Kimble also provides local resources for Tucson community members. For example, the University of Arizona Community Garden offers people the opportunity to grow their own food on a plot of land. The program not only provides individuals with sustainable food sources, it creates a sense of community and allows people to appreciate what they put in their bodies.

In her book, Kimble also discusses Native seeds/SEARCH, a seed-saving nonprofit that aims to provide food security and education about indigenous produce. She also recommends ReZoNation, a local farm that produces a range of produce, honey and poultry for Tucson community members.

One of Kimble’s obsessions is chocolate, but after endless searching she was unable to find a chocolate brand that did not incorporate refined sugar, chemicals or preservatives.
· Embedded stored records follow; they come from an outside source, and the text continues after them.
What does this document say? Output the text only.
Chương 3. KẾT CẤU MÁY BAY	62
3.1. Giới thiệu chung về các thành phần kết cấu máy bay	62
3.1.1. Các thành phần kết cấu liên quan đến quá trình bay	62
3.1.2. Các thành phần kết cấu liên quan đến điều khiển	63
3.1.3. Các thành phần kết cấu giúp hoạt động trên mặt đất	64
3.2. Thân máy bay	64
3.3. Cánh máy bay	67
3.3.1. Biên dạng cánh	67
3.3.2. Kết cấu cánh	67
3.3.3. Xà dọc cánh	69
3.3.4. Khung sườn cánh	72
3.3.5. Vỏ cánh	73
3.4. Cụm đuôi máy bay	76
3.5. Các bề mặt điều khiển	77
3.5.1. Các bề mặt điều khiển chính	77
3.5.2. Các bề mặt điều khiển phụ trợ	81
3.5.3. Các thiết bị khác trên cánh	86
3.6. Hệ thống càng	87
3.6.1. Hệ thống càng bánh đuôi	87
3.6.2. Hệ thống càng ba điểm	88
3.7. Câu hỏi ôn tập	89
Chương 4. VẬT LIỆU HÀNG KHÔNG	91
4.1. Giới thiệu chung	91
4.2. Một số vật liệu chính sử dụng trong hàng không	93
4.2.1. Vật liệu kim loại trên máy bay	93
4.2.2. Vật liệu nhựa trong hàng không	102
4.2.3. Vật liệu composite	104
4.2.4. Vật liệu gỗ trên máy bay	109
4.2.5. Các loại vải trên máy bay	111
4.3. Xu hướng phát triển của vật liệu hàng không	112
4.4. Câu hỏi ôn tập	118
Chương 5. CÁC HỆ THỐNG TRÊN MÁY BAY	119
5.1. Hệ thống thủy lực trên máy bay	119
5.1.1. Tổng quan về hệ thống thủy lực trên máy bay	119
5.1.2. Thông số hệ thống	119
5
So she went on a hunt of her own to bring back the smooth, creamy goodness she longed for.

After a bit of trial and error in the kitchen, Kimble settled on a combination of cocoa powder, cocoa butter, vanilla, honey and a dash of salt. This simple list of ingredients produced as she described a quick yet scrumptiously melt-in-your-mouth chocolate bar.

Kimble and her journey to reclaim real food within an urban space shows that, despite the trials and tribulations of maintaining an unprocessed diet, there are entire communities that offer ways to assist you in your journey. With a little heart and a lot of effort, a sustainable urban diet is within reach for those who seek it.

When looking for a realistic, relatable and entertaining read, look no further than Kimble’s “Unprocessed.”